Sem analisar tudo quanto de errado há em tal modo de ver, acentuo somente que em lugar de deformar o Catolicismo subtraindo aos olhos de todos a austeridade de sua divina moral, dever-se-ia proclamá-lo completo como ele é, pregando, juntamente com a austeridade do dever, as verdades suaves e consoladoras que nos tornam não só suportável, mas empolgante o caminho que devemos seguir.

Em lugar de perpétuos recuos, de indefinições intencionais, de transigências que confinam decididamente com o mais censurável laxismo, seria muito preferível que se atraísse as almas com a proclamação do amor de Deus aos homens, manifestados sobretudo nos mistérios inefavelmente consoladores da Vida, Paixão e Morte de Nosso Senhor Jesus Cristo, na definição do amor do Coração de Jesus, e das graças infinitas que Ele nos dispensa, e na devoção a Nossa Senhora.

São essas verdades que enchem de luz o caminho austero, que em lugar de nos afastar da senda do bem, nos dão forças de as trilhar resolutamente e que nos conservam igualmente distantes de um laxismo luterano e de um jansenismo herético.

* * *

O apostolado de conquista não pode ter como processo o recuo sistemático ante o espírito do mundo, a omissão de nossos deveres que não se poderia chamar de simplesmente ardilosa, é a “camouflage” do catolicismo.
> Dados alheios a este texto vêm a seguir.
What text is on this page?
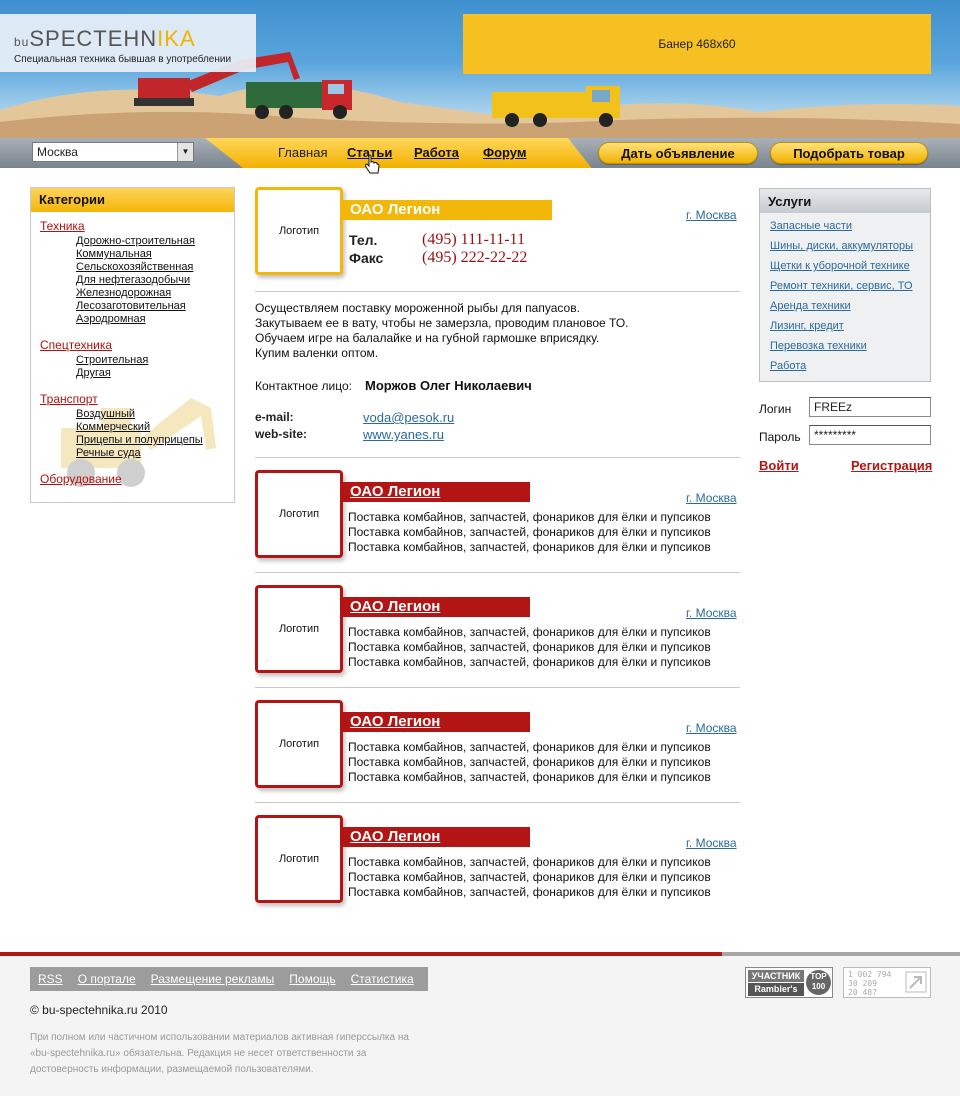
buSPECTEHNIKA
Специальная техника бывшая в употреблении
Банер 468х60
Москва	▼	Главная Статьи Работа Форум	Дать объявление	Подобрать товар
Категории
Техника
Дорожно-строительная
Коммунальная
Сельскохозяйственная
Для нефтегазодобычи
Железнодорожная
Лесозаготовительная
Аэродромная
Спецтехника
Строительная
Другая
Транспорт
Воздушный
Коммерческий
Прицепы и полуприцепы
Речные суда
Оборудование
Логотип
ОАО Легион	г. Москва
Тел.	(495) 111-11-11
Факс (495) 222-22-22
Осуществляем поставку мороженной рыбы для папуасов.
Закутываем ее в вату, чтобы не замерзла, проводим плановое ТО.
Обучаем игре на балалайке и на губной гармошке вприсядку.
Купим валенки оптом.
Контактное лицо: Моржов Олег Николаевич
e-mail:	voda@pesok.ru
web-site:	www.yanes.ru
Логотип
ОАО Легион	г. Москва
Поставка комбайнов, запчастей, фонариков для ёлки и пупсиков
Поставка комбайнов, запчастей, фонариков для ёлки и пупсиков
Поставка комбайнов, запчастей, фонариков для ёлки и пупсиков
Логотип
ОАО Легион	г. Москва
Поставка комбайнов, запчастей, фонариков для ёлки и пупсиков
Поставка комбайнов, запчастей, фонариков для ёлки и пупсиков
Поставка комбайнов, запчастей, фонариков для ёлки и пупсиков
Логотип
ОАО Легион	г. Москва
Поставка комбайнов, запчастей, фонариков для ёлки и пупсиков
Поставка комбайнов, запчастей, фонариков для ёлки и пупсиков
Поставка комбайнов, запчастей, фонариков для ёлки и пупсиков
Логотип
ОАО Легион	г. Москва
Поставка комбайнов, запчастей, фонариков для ёлки и пупсиков
Поставка комбайнов, запчастей, фонариков для ёлки и пупсиков
Поставка комбайнов, запчастей, фонариков для ёлки и пупсиков
Услуги
Запасные части
Шины, диски, аккумуляторы
Щетки к уборочной технике
Ремонт техники, сервис, ТО
Аренда техники
Лизинг, кредит
Перевозка техники
Работа
Логин	FREEz
Пароль	*********
Войти	Регистрация
RSS О портале Размещение рекламы Помощь Статистика
© bu-spectehnika.ru 2010
При полном или частичном использовании материалов активная гиперссылка на «bu-spectehnika.ru» обязательна. Редакция не несет ответственности за достоверность информации, размещаемой пользователями.
УЧАСТНИК
Rambler's
TOP 100
1 002 794
30 209
20 487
Mostremos com santa ufania as cruzes, os espinhos, as lutas que se encontram no caminho do verdadeiro católico. Tal atitude não afugentará  os neófitos, se lhe soubermos mostrar esse caminho resplendendo de glória pelo esplendor do sol das almas que é o Coração de Jesus, e suavizado a cada passo pelo sorriso maternal de Maria.